Gulf Oil Spill Legal Resource Center
Seeger Weiss co-founded the BP Oil Spill Legal Network, a national coalition of lawyers working to assist in recovering the losses suffered from the April 20, 2010, BP oil spill in the Gulf of Mexico.
Gulf Coast Oil Spill Government Fines and Settlements
By 2010, hundreds of lawsuits were already filed by workers and their families, business owners and residents who had been harmed by the Gulf Oil Spill of Deepwater Horizon. BP Exploration and production Inc., along with other companies who owned and operated the Deepwater Horizon platform and drilling rig were named in lawsuits.
BP and others also faced criminal charges and civil lawsuits filed by federal, state and local agencies including the Environmental Protection Agency, Department of Justice and agencies from Louisiana, Mississippi, Alabama, Texas and Florida.
Fines and settlements paid to government agencies reached over $20 billion and resulted in multiple felony convictions for BP executives and criminal convictions against others.

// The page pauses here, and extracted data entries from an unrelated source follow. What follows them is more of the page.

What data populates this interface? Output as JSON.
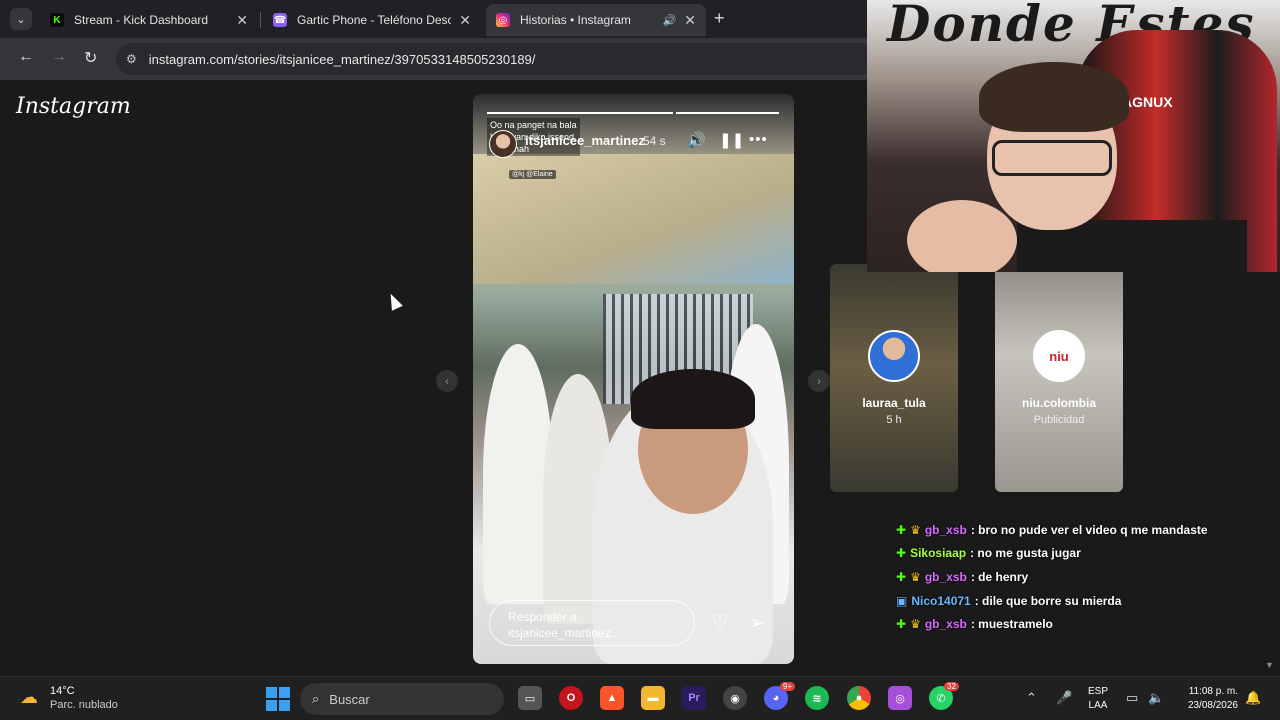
{
  "browser": {
    "tabs": [
      {
        "title": "Stream - Kick Dashboard",
        "icon": "kick-icon",
        "color": "#53fc18"
      },
      {
        "title": "Gartic Phone - Teléfono Descon",
        "icon": "gartic-phone-icon",
        "color": "#8b5cf6"
      },
      {
        "title": "Historias • Instagram",
        "icon": "instagram-icon",
        "color": "#e1306c"
      }
    ],
    "url": "instagram.com/stories/itsjanicee_martinez/3970533148505230189/"
  },
  "instagram": {
    "logo": "Instagram",
    "story": {
      "caption_lines": [
        "Oo na panget na bala",
        "H... dyan-diko issend",
        "t... Hahah"
      ],
      "username": "itsjanicee_martinez",
      "time": "54 s",
      "tag": "@kj @Elaine",
      "reply_placeholder_line1": "Responder a",
      "reply_placeholder_line2": "itsjanicee_martinez..."
    },
    "side_stories": [
      {
        "name": "lauraa_tula",
        "sub": "5 h"
      },
      {
        "name": "niu.colombia",
        "sub": "Publicidad",
        "logo_text": "niu"
      }
    ]
  },
  "webcam": {
    "graffiti": "Donde Estes",
    "chair_brand": "AGNUX"
  },
  "chat": [
    {
      "user": "gb_xsb",
      "color": "#d86bff",
      "msg": ": bro no pude ver el video q me mandaste",
      "badges": 2
    },
    {
      "user": "Sikosiaap",
      "color": "#a8ff3e",
      "msg": ": no me gusta jugar",
      "badges": 1
    },
    {
      "user": "gb_xsb",
      "color": "#d86bff",
      "msg": ": de henry",
      "badges": 2
    },
    {
      "user": "Nico14071",
      "color": "#66b8ff",
      "msg": ": dile que borre su mierda",
      "badges": 1
    },
    {
      "user": "gb_xsb",
      "color": "#d86bff",
      "msg": ": muestramelo",
      "badges": 2
    }
  ],
  "taskbar": {
    "weather_temp": "14°C",
    "weather_desc": "Parc. nublado",
    "search_label": "Buscar",
    "notification_badge_1": "9+",
    "notification_badge_2": "32",
    "lang_1": "ESP",
    "lang_2": "LAA",
    "time": "11:08 p. m.",
    "date": "23/08/2026"
  }
}
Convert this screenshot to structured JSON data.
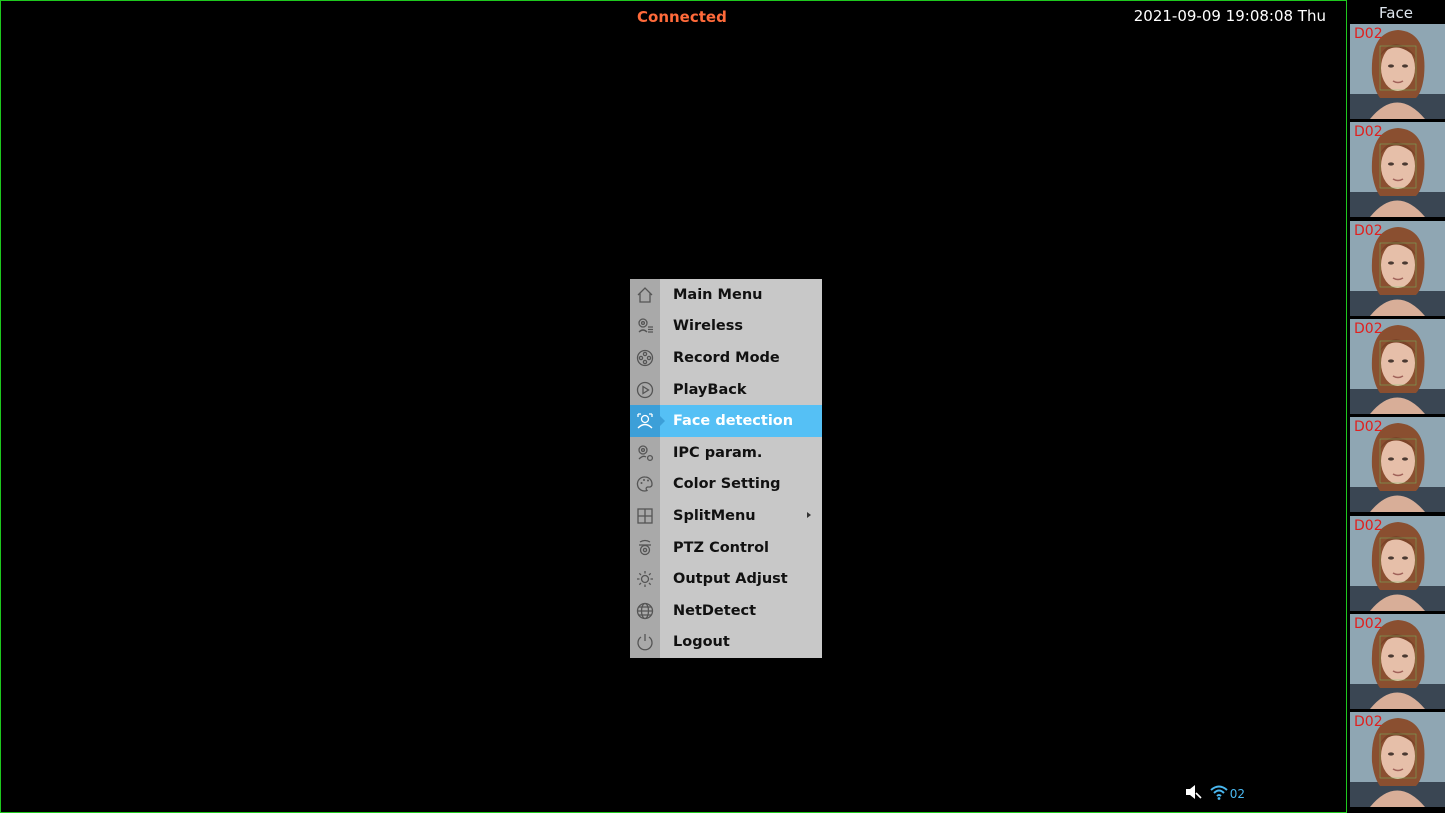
{
  "header": {
    "status": "Connected",
    "datetime": "2021-09-09 19:08:08 Thu"
  },
  "context_menu": {
    "selected": "Face detection",
    "items": [
      {
        "label": "Main Menu",
        "icon": "home-icon"
      },
      {
        "label": "Wireless",
        "icon": "wireless-camera-list-icon"
      },
      {
        "label": "Record Mode",
        "icon": "film-reel-icon"
      },
      {
        "label": "PlayBack",
        "icon": "play-circle-icon"
      },
      {
        "label": "Face detection",
        "icon": "face-scan-icon"
      },
      {
        "label": "IPC param.",
        "icon": "camera-settings-icon"
      },
      {
        "label": "Color Setting",
        "icon": "palette-icon"
      },
      {
        "label": "SplitMenu",
        "icon": "grid-split-icon",
        "has_submenu": true
      },
      {
        "label": "PTZ Control",
        "icon": "ptz-camera-icon"
      },
      {
        "label": "Output Adjust",
        "icon": "brightness-icon"
      },
      {
        "label": "NetDetect",
        "icon": "globe-icon"
      },
      {
        "label": "Logout",
        "icon": "power-icon"
      }
    ]
  },
  "status_bar": {
    "icons": [
      "speaker-muted-icon",
      "wifi-icon"
    ],
    "channel_count": "02"
  },
  "face_panel": {
    "title": "Face",
    "thumbnails": [
      {
        "tag": "D02"
      },
      {
        "tag": "D02"
      },
      {
        "tag": "D02"
      },
      {
        "tag": "D02"
      },
      {
        "tag": "D02"
      },
      {
        "tag": "D02"
      },
      {
        "tag": "D02"
      },
      {
        "tag": "D02"
      }
    ]
  },
  "colors": {
    "viewport_border": "#1ec81e",
    "status_text": "#ff6a3a",
    "menu_bg": "#c8c8c8",
    "menu_selected": "#55c0f5",
    "thumb_tag": "#e0201e"
  }
}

Gulf Coast Oil Spill Class Action and Other Lawsuits
In 2012, BP agreed to pay approximately $8 billion to settle 100,000 claims filed by businesses and individuals, though the amount of total payments was not capped. By 2013, the estimate of payments was boosted to $10 billion but BP recognized it could be much higher.
The company later attempted in 2014 to deny payments for lawsuits they claimed were “fictitious and absurd” however the complaint was rejected by the U.S. Fifth Court of Appeals. The same court ruled in 2015 that the company had the right file for review of claim awards but also determined that non-profit organizations were eligible to claim payments.
By 2018, settlement compensations reached nearly $12 billion for BP, with an additional $1 billion from Haliburton. Lawsuit settlements included lost profits, property damage, sales losses, subsistence use coverages for businesses. Individuals also received coverage for damage to property, as well as medical claims including medical consultations for 21 years.
Though most lawsuits have been settled and BP has continued to deny new claims, new lawsuits continue to be filed due to chronic health conditions and developments.